16 Daartoe vergoot Manasse ook zeer veel onschuldig bloed, totdat hij Jeruzalem van het ene einde tot het andere vervuld had; behalve zijn zonde, die hij Juda zondigen deed, doende wat kwaad was in de ogen des HEEREN.
Manasse let og skuldlaust blod renna, i so stor mengd at Jerusalem vart fyllt av det frå ende til annan, umfram den syndi at han forførde Juda til å gjera det som vondt var i Herrens augo.
17 Het overige der geschiedenissen van Manasse, en al wat hij gedaan heeft, en zijn zonde, die hij gezondigd heeft, zijn die niet geschreven in het boek der kronieken der koningen van Juda?
Det som elles er å fortelja um Manasse, um det han gjorde og um hans synd, det er uppskrive i krønikeboki åt Juda-kongarne.
18 En Manasse ontsliep met zijn vaderen, en werd begraven in den hof van zijn huis, in den hof van Uzza; en zijn zoon Amon werd koning in zijn plaats.
Manasse lagde seg til kvile hjå federne sine, og vart gravlagd i slottshagen, i Uzzas hage. Og Amon, son hans, vart konge i staden hans.
19 Amon was twee en twintig jaren oud, toen hij koning werd, en hij regeerde twee jaren te Jeruzalem; en de naam zijner moeder was Mesullemet, een dochter van Haruz van Jotba.
Tvo og tjuge år gamall var Amon då han vart konge; tvo år rådde han i Jerusalem. Mor hans heitte Mesullemet Harusdotter, frå Jotba.
20 En hij deed dat kwaad was in de ogen des HEEREN; gelijk als zijn vader Manasse gedaan had.
Han gjorde det som vondt var i Herrens augo, liksom Manasse, far hans;
21 Want hij wandelde in al den weg, dien zijn vader gewandeld had, en hij diende de drekgoden, die zijn vader gediend had, en hij boog zich voor die neder.
han fylgde i alt fotefari til far sin, og tente steingudarne som far hans hadde tent, og bad til deim.
22 Zo verliet hij den HEERE, den God zijner vaderen, en hij wandelde niet in den weg des HEEREN.
Han vende seg frå Herren, sin fedregud, og gjekk ikkje på Herrens veg.
23 En de knechten van Amon maakten een verbintenis tegen hem, en zij doodden den koning in zijn huis.

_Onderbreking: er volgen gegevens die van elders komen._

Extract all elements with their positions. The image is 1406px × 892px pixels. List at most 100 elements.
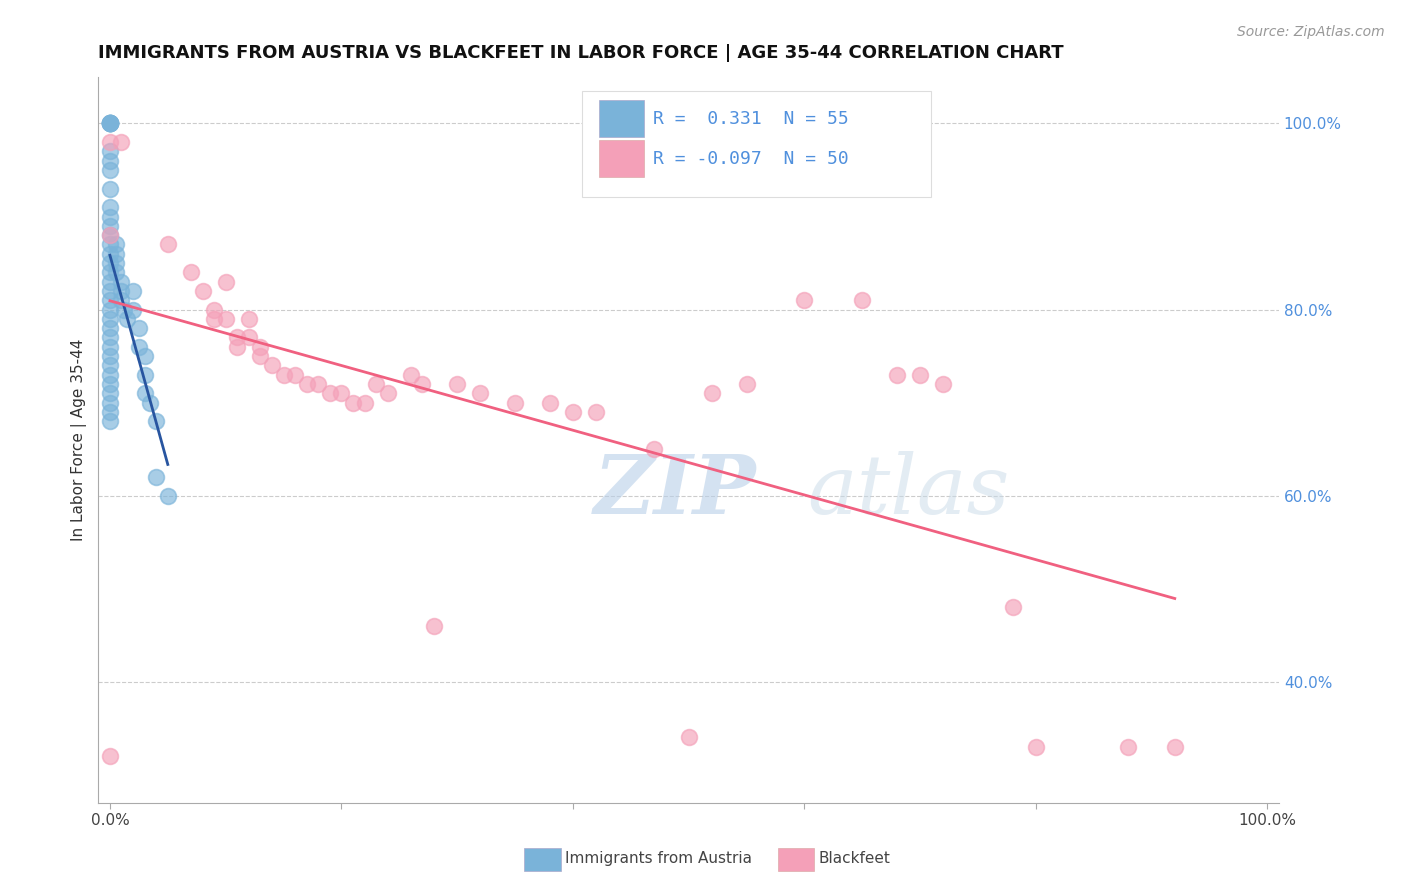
Point <box>353 395 375 409</box>
Point <box>908 368 931 382</box>
Text: ZIP: ZIP <box>595 450 756 531</box>
Point <box>678 731 700 745</box>
Point <box>202 311 225 326</box>
Point <box>470 386 492 401</box>
Point <box>98 386 121 401</box>
Point <box>1118 739 1140 754</box>
Text: IMMIGRANTS FROM AUSTRIA VS BLACKFEET IN LABOR FORCE | AGE 35-44 CORRELATION CHAR: IMMIGRANTS FROM AUSTRIA VS BLACKFEET IN … <box>98 44 1064 62</box>
Point <box>145 470 167 484</box>
Point <box>98 275 121 289</box>
Point <box>226 340 249 354</box>
Point <box>226 330 249 344</box>
Point <box>139 395 162 409</box>
Point <box>110 284 132 298</box>
Point <box>98 135 121 149</box>
Point <box>98 368 121 382</box>
Point <box>238 311 260 326</box>
Point <box>98 210 121 224</box>
Point <box>423 619 446 633</box>
Point <box>446 376 468 391</box>
Point <box>134 368 156 382</box>
Point <box>122 284 145 298</box>
Point <box>112 302 135 317</box>
Text: atlas: atlas <box>807 450 1010 531</box>
Point <box>98 330 121 344</box>
Point <box>851 293 873 308</box>
Point <box>98 414 121 428</box>
Point <box>538 395 561 409</box>
Point <box>98 153 121 168</box>
Point <box>98 116 121 130</box>
Point <box>319 386 342 401</box>
Point <box>98 246 121 260</box>
Point <box>735 376 758 391</box>
Point <box>260 359 283 373</box>
Point <box>98 228 121 243</box>
Point <box>98 293 121 308</box>
Point <box>104 237 127 252</box>
Point <box>411 376 433 391</box>
Point <box>134 349 156 363</box>
Point <box>122 302 145 317</box>
Text: Blackfeet: Blackfeet <box>818 851 890 865</box>
Point <box>98 181 121 195</box>
Text: R = -0.097  N = 50: R = -0.097 N = 50 <box>654 150 849 168</box>
Point <box>145 414 167 428</box>
Point <box>128 340 150 354</box>
Point <box>98 116 121 130</box>
Point <box>98 228 121 243</box>
Point <box>215 275 238 289</box>
Point <box>98 219 121 233</box>
Point <box>98 200 121 214</box>
Text: R =  0.331  N = 55: R = 0.331 N = 55 <box>654 110 849 128</box>
Point <box>98 116 121 130</box>
Point <box>104 256 127 270</box>
Point <box>98 405 121 419</box>
Point <box>377 386 399 401</box>
Point <box>1025 739 1047 754</box>
Point <box>104 246 127 260</box>
Point <box>98 116 121 130</box>
Point <box>156 489 179 503</box>
Point <box>98 145 121 159</box>
Point <box>585 405 607 419</box>
Point <box>238 330 260 344</box>
Point <box>366 376 388 391</box>
Point <box>273 368 295 382</box>
Point <box>295 376 318 391</box>
Point <box>886 368 908 382</box>
Point <box>1001 600 1024 615</box>
Point <box>932 376 955 391</box>
Point <box>330 386 353 401</box>
Point <box>110 293 132 308</box>
Point <box>191 284 214 298</box>
Point <box>98 302 121 317</box>
Point <box>98 116 121 130</box>
Point <box>98 359 121 373</box>
Point <box>249 349 271 363</box>
Point <box>98 321 121 335</box>
Point <box>98 376 121 391</box>
Point <box>110 275 132 289</box>
Point <box>1164 739 1187 754</box>
FancyBboxPatch shape <box>599 100 644 137</box>
Point <box>307 376 329 391</box>
Point <box>98 237 121 252</box>
Point <box>98 395 121 409</box>
Point <box>98 163 121 178</box>
Point <box>98 284 121 298</box>
Point <box>117 311 139 326</box>
Point <box>561 405 583 419</box>
Text: Immigrants from Austria: Immigrants from Austria <box>565 851 752 865</box>
Point <box>98 340 121 354</box>
Point <box>793 293 815 308</box>
Point <box>98 116 121 130</box>
Point <box>215 311 238 326</box>
Point <box>110 135 132 149</box>
Point <box>98 349 121 363</box>
Point <box>98 256 121 270</box>
Point <box>249 340 271 354</box>
Point <box>98 116 121 130</box>
Point <box>104 265 127 279</box>
Point <box>156 237 179 252</box>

Amons hirdmenner samansvor seg og drap kongen i huset hans.
24 Maar het volk des lands versloeg allen, die tegen den koning Amon een verbintenis gemaakt hadden; en het volk des lands maakte zijn zoon Josia koning in zijn plaats.
Landsfolket slo i hel deim som hadde samansvore seg saman mot Amon, og tok Josia, son hans, til konge i staden hans.

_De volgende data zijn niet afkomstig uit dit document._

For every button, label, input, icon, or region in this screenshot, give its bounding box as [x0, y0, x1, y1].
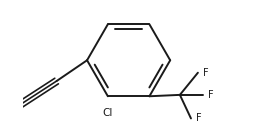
Text: F: F: [196, 113, 201, 123]
Text: F: F: [208, 90, 214, 100]
Text: Cl: Cl: [103, 108, 113, 118]
Text: F: F: [203, 68, 208, 78]
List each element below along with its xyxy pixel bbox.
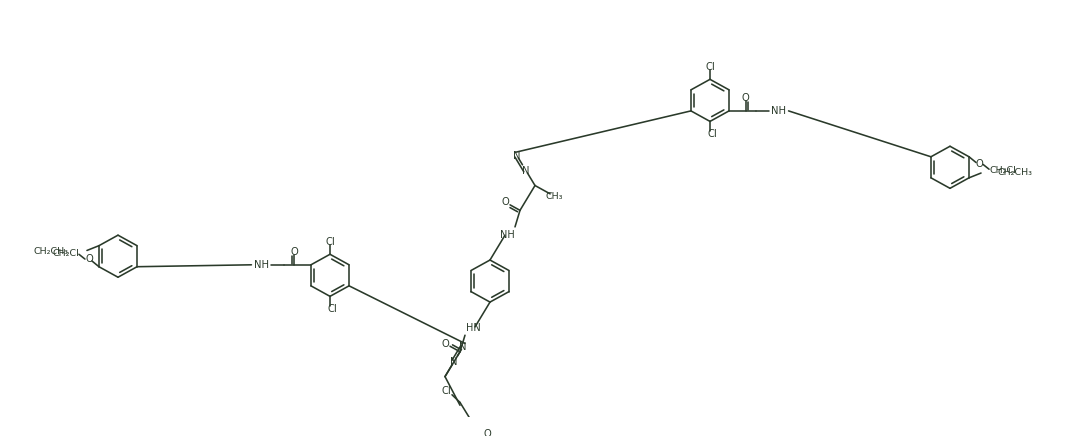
Text: NH: NH	[500, 230, 515, 240]
Text: O: O	[441, 339, 450, 349]
Text: N: N	[460, 342, 467, 352]
Text: O: O	[483, 429, 491, 436]
Text: Cl: Cl	[325, 237, 334, 247]
Text: CH₂CH₃: CH₂CH₃	[997, 167, 1032, 177]
Text: Cl: Cl	[441, 386, 451, 396]
Text: Cl: Cl	[707, 129, 716, 139]
Text: Cl: Cl	[327, 304, 337, 314]
Text: CH₂CH₃: CH₂CH₃	[33, 247, 69, 256]
Text: Cl: Cl	[705, 62, 715, 72]
Text: HN: HN	[466, 323, 480, 333]
Text: CH₂Cl: CH₂Cl	[989, 166, 1015, 175]
Text: N: N	[450, 357, 457, 367]
Text: O: O	[85, 254, 93, 264]
Text: NH: NH	[254, 260, 269, 270]
Text: CH₃: CH₃	[546, 192, 563, 201]
Text: O: O	[741, 93, 750, 103]
Text: O: O	[975, 160, 983, 170]
Text: NH: NH	[771, 106, 787, 116]
Text: CH₂Cl: CH₂Cl	[52, 249, 79, 258]
Text: O: O	[502, 198, 509, 208]
Text: O: O	[290, 247, 298, 257]
Text: N: N	[514, 151, 521, 161]
Text: N: N	[522, 166, 530, 176]
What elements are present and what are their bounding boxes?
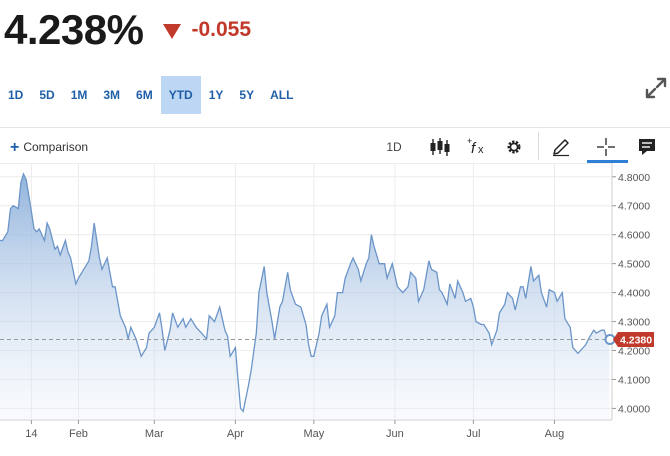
series-line — [0, 172, 610, 413]
x-tick-label: Aug — [545, 428, 565, 440]
comment-icon[interactable] — [636, 134, 658, 160]
candlestick-icon[interactable] — [428, 134, 452, 160]
svg-text:x: x — [478, 144, 484, 156]
x-tick-label: Jun — [386, 428, 404, 440]
interval-button[interactable]: 1D — [386, 140, 402, 154]
comparison-label: Comparison — [23, 140, 89, 154]
price-chart[interactable]: 4.8000 4.7000 4.6000 4.5000 4.4000 4.3000 4.20… — [0, 162, 670, 451]
range-selector: 1D 5D 1M 3M 6M YTD 1Y 5Y ALL — [0, 76, 301, 114]
range-6m[interactable]: 6M — [136, 88, 153, 102]
last-value-label: 4.2380 — [620, 335, 652, 347]
range-1m[interactable]: 1M — [70, 88, 88, 102]
x-tick-label: 14 — [25, 428, 37, 440]
down-triangle-icon — [163, 23, 182, 39]
comparison-button[interactable]: + Comparison — [10, 139, 88, 157]
gear-icon[interactable] — [504, 134, 524, 160]
price-change: -0.055 — [191, 18, 251, 41]
crosshair-icon[interactable] — [595, 134, 617, 160]
toolbar-divider — [538, 132, 539, 160]
expand-icon[interactable] — [644, 76, 668, 100]
chart-svg: 4.8000 4.7000 4.6000 4.5000 4.4000 4.3000 4.20… — [0, 162, 654, 440]
y-tick-label: 4.7000 — [618, 201, 650, 213]
y-tick-label: 4.8000 — [618, 172, 650, 184]
range-1y[interactable]: 1Y — [208, 88, 224, 102]
x-tick-label: Apr — [227, 428, 244, 440]
range-ytd[interactable]: YTD — [160, 76, 201, 114]
y-tick-label: 4.4000 — [618, 288, 650, 300]
series-area — [0, 173, 610, 420]
x-tick-label: Jul — [466, 428, 480, 440]
chart-toolbar: + Comparison 1D + f x — [0, 127, 670, 164]
active-tool-indicator — [587, 160, 628, 163]
y-tick-label: 4.6000 — [618, 230, 650, 242]
range-5d[interactable]: 5D — [39, 88, 55, 102]
range-all[interactable]: ALL — [270, 88, 294, 102]
x-tick-label: May — [303, 428, 324, 440]
price-value: 4.238% — [4, 6, 144, 53]
y-tick-label: 4.1000 — [618, 374, 650, 386]
last-value-badge — [613, 332, 654, 348]
plus-icon: + — [10, 139, 20, 156]
quote-header: 4.238% -0.055 — [4, 6, 251, 54]
y-tick-label: 4.5000 — [618, 259, 650, 271]
svg-text:f: f — [471, 140, 477, 157]
svg-text:+: + — [467, 136, 472, 146]
range-3m[interactable]: 3M — [103, 88, 121, 102]
range-5y[interactable]: 5Y — [239, 88, 255, 102]
x-tick-label: Mar — [145, 428, 164, 440]
y-tick-label: 4.0000 — [618, 403, 650, 415]
y-tick-label: 4.2000 — [618, 346, 650, 358]
pencil-icon[interactable] — [550, 134, 572, 160]
function-icon[interactable]: + f x — [466, 134, 488, 160]
range-1d[interactable]: 1D — [8, 88, 24, 102]
y-tick-label: 4.3000 — [618, 317, 650, 329]
x-tick-label: Feb — [69, 428, 88, 440]
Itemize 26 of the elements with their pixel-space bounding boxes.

25 Het overige nu der geschiedenissen van Amon, wat hij gedaan heeft, zijn die niet geschreven in het boek der kronieken der koningen van Juda?
Det som elles er å fortelja um Amon, det han gjorde, det er uppskrive i krønikeboki åt Juda-kongarne.
26 En men begroef hem in zijn graf, in den hof van Uzza; en zijn zoon Josia werd koning in zijn plaats.
Han vart gravlagd i gravi i Uzzias hage. Josia, son hans, vart konge i staden hans.